Why involve a venture firm at all? Why not just raise it all from individuals?

We wanted to have an active board member whose job it is to spend a significant time helping SafeGraph. All the individual investors in SafeGraph have day jobs and do not have the time to proactively help the companies they invest in (but they are awesome at reactively helping). The day job of a venture capitalist is to help their portfolio companies.

How long did it take you to raise the financing?

It took us a total of 2.5 months from start to close. That included reaching out to all the individuals, setting up the SPV docs, preparing for the venture raise, meeting with the venture firms, selecting a term sheet, and closing the final docs.

I heard you invested your own money in the round, is that true?

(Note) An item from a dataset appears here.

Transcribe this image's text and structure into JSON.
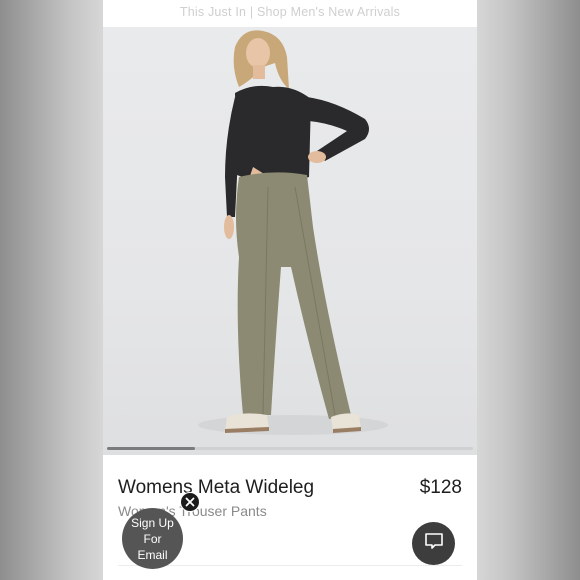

Yes. I invested $2 million of the $16 million we raised. I thought it was important to put my money where my mouth (and energies) is. I’m also not taking a salary from SafeGraph.

Taking no salary or investing a lot of money in one’s company is not a path that most venture-backed founders can or should take. But it can be a good idea if you were fortunate to have a big exit in the past and now you want to swing for the fences. Even if you did not have a huge exit in the past, my advice to founders is to take the minimum salary you can get by on so you can telegraph to your shareholders that your financial goal is to make the shares very valuable.

How many of the 100 individuals did you know personally before you approached them for an investment?

Either myself or Brent Perez (SafeGraph’s cofounder) knew almost every investor beforehand. Some of the investors we have known for over 10 years. We optimized the list to people we knew and trusted. We did bring in a few extraordinary people that we did not know beforehand but all of those came recommended by people we trust.